Andy Lake of Pyroguard explores how glass can be used safely in balcony applications, as well as the various factors for housebuilders and developers to consider to ensure the right solution is specified.
It’s no secret that housebuilders and developers are being faced with a competitive housing market, with discerning homebuyers wanting more for their money.
As our towns and cities become increasingly crowded, high-rise apartment buildings are becoming a common sight, enabling developers to build upwards rather than outwards. A key feature of these luxurious,
contemporary developments can be balconies, with glass an ideal building material for their construction. Not only do glass balconies help to bring more natural light into the individual apartments and offer a striking exterior feature, they also provide residents with access to their own private outdoor space – something that is at a premium.
However, following the Grenfell disaster of 2017 and the subsequent amendment of Part B of the Building Regulations, a ban was placed on the use of laminated glass on high-rise residential balconies and terraces over 18 metres tall. As such, architects and developers have since had to look to other materials for the construction of their balconies, such as steel. However, while these alternatives did comply with the new regulations,
they did not always offer as much aesthetic value.
Now, thanks to developments in the market, glass can be re-established as a design solution and brought back into these applications. Of course, there are numerous factors for housebuilders and developers to first consider to ensure that it is done safely.
Previously, the reason for the ban on laminated safety glass was due to the interlayer between the individual glass counterpanes, which formed its construction. This interlayer, commonly made from PVB, could melt in extreme heat and form flammable liquid droplets, with the risk of these droplets then falling to the balcony and floor below and igniting other material, causing the blaze to spread even further.
By looking for safety glass that has Reaction to Fire classification A1 or A2, housebuilders and developers can be confident that the glass and interlayer will not combust in the unfortunate event of a fire.

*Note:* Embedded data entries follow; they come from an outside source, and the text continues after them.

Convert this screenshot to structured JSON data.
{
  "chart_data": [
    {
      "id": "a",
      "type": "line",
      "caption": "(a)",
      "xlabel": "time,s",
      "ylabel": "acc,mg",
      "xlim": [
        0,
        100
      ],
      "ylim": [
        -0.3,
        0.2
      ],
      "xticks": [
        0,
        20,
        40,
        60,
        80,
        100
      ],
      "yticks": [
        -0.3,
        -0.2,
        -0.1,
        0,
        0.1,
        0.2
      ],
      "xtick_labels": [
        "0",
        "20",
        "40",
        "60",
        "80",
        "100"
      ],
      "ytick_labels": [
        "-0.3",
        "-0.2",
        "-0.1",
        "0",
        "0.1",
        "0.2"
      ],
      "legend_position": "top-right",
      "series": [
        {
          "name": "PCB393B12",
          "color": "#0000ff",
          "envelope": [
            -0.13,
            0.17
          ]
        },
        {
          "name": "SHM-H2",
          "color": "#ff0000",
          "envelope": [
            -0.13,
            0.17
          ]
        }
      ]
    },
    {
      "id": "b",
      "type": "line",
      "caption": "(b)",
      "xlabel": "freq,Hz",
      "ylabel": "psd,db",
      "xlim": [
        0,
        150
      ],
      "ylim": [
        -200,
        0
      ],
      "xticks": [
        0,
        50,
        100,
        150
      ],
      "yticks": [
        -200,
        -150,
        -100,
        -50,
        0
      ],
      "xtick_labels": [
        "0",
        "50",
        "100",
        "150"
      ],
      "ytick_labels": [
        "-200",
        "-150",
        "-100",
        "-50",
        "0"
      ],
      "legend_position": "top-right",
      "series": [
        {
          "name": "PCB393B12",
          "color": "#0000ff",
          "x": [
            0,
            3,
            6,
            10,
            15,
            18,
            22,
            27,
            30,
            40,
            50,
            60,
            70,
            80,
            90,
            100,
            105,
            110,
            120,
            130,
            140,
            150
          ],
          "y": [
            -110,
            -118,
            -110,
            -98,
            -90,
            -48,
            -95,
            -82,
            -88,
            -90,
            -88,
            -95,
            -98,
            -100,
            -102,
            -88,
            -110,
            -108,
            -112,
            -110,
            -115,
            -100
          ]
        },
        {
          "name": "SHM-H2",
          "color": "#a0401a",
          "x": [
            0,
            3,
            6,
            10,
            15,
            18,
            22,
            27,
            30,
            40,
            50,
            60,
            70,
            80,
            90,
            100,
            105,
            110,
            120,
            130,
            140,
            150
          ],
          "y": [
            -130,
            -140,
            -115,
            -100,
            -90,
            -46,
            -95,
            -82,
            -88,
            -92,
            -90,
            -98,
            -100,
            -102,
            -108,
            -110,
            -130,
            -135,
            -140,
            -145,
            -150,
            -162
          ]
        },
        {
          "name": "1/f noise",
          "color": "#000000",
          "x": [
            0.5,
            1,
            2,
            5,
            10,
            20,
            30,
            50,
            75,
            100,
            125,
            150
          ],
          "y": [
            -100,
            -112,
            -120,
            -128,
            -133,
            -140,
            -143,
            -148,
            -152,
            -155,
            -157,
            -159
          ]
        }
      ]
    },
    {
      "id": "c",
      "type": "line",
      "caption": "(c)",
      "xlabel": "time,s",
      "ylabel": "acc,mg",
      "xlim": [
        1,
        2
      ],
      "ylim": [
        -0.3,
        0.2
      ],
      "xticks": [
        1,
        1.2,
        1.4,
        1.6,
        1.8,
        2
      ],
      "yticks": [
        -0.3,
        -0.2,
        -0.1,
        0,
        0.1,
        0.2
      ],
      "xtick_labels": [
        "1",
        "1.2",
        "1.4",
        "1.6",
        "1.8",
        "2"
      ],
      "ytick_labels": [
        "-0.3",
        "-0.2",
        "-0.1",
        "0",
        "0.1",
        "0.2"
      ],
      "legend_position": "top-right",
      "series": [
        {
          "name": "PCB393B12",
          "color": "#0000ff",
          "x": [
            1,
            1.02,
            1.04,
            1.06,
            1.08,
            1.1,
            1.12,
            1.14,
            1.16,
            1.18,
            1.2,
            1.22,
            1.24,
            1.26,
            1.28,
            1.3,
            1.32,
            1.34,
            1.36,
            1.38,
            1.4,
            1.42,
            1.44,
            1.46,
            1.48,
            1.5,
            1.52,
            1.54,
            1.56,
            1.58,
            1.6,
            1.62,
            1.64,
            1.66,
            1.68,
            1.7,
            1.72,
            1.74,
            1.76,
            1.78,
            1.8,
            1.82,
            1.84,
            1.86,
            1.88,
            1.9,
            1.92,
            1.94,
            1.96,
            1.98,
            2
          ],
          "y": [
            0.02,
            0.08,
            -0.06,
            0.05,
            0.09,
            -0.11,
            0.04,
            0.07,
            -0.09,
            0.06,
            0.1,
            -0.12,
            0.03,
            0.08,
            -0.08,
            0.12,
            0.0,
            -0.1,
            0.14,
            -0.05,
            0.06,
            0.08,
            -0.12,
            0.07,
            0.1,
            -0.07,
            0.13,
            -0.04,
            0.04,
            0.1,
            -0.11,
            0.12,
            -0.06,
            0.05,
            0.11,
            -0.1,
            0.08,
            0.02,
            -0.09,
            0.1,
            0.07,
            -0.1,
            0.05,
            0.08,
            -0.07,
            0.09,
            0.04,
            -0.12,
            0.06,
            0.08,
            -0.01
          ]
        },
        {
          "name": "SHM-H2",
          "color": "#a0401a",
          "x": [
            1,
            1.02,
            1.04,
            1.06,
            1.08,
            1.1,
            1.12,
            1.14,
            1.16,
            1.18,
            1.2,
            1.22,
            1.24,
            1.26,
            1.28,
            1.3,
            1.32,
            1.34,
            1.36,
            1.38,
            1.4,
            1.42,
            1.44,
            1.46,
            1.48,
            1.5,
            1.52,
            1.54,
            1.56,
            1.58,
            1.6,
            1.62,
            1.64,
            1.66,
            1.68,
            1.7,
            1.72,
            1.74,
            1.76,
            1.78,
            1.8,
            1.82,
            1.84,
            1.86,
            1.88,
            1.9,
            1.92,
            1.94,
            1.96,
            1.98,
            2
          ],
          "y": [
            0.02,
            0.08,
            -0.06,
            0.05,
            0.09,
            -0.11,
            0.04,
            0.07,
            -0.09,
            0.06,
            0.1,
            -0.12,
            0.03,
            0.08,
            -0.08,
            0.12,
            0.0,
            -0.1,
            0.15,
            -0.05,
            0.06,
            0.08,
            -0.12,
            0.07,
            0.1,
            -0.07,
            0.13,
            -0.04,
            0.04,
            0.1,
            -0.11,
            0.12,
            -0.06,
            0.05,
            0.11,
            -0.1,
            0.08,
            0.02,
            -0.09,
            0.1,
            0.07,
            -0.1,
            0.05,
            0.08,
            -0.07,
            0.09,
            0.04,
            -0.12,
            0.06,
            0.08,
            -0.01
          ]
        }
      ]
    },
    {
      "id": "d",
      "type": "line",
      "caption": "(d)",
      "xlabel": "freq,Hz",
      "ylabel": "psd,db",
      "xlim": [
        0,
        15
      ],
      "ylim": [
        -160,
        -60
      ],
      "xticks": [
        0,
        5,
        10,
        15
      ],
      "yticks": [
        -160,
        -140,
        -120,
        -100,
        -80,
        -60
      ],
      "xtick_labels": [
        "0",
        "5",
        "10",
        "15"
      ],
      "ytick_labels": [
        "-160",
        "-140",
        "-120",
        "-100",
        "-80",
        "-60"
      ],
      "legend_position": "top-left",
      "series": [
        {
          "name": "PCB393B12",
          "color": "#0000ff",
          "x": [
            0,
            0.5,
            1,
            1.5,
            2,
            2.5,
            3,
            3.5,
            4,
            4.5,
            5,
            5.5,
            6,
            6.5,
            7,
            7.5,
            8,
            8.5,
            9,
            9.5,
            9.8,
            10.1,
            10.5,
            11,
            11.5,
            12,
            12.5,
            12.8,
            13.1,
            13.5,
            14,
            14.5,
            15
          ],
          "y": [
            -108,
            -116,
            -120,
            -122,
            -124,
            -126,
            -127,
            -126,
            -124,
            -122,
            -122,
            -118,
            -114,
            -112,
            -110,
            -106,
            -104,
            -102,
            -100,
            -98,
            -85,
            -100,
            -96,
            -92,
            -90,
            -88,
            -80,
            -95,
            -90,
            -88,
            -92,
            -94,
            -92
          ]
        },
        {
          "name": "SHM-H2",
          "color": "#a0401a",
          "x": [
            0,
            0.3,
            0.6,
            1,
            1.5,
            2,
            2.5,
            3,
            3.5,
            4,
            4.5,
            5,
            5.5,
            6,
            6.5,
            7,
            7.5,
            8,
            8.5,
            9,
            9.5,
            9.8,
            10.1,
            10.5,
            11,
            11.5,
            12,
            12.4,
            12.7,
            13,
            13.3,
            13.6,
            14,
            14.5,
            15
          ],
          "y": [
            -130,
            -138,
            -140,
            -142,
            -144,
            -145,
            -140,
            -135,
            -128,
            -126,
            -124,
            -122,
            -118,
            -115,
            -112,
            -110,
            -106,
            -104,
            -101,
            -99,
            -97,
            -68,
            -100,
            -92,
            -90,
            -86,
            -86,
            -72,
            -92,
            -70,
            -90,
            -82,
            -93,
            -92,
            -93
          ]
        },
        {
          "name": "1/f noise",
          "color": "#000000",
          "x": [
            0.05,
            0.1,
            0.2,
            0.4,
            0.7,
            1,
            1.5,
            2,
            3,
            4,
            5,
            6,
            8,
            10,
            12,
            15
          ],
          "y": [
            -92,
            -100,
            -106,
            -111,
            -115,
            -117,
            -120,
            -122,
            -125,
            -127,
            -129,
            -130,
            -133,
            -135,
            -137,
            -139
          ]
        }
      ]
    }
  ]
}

In addition to fire safety, any glass installed has to offer impact resistance, in accordance with BS EN 12600. Given the high-rise residential living setting, ensuring residents’ safety is imperative. The glass is of course first and foremost a safety product, before any architectural or aesthetic value, and therefore has to meet the relevant line load requirements. For example, if someone leaned on the glass or even fell into the balcony, it is critical that the glass will hold and not shatter.
Another consideration when specifying glass within balconies is its UV stability. Considering its position on the exterior of a high-rise building, building materials in these applications will be exposed to all weather conditions, from UV sunlight and heat to rain and wind.
Indeed, perhaps one of the most common issues experienced throughout the fenestration industry is weathering. When it comes to safety glass, the gel layers in some glass can react and be affected by long-term exposure to UV light or heat, causing the glass to yellow or appear hazy. With glass often being selected for its aesthetic and architectural value, it’s important to ensure that this value is protected and won’t deteriorate over time.
According to the regulations, safety glass products should be tested to the relevant industry standards for weathering: ISO 12543-4:2011. A means of accelerated testing, glass samples are placed into chambers within a controlled laboratory environment and subjected to varying degrees of heat, humidity and UV light. However, while these tests will tell you if the products pass or fail in terms of weathering, it does not always tell the
full story. To more accurately predict how safety glass will perform in the real-world, housebuilders and developers should try to partner with suppliers who subject their products to real world weathering testing.
What’s more, some safety glass products can be manufactured with a solar control or UV-stable coating within the system, helping to reflect the UV light away from the glass.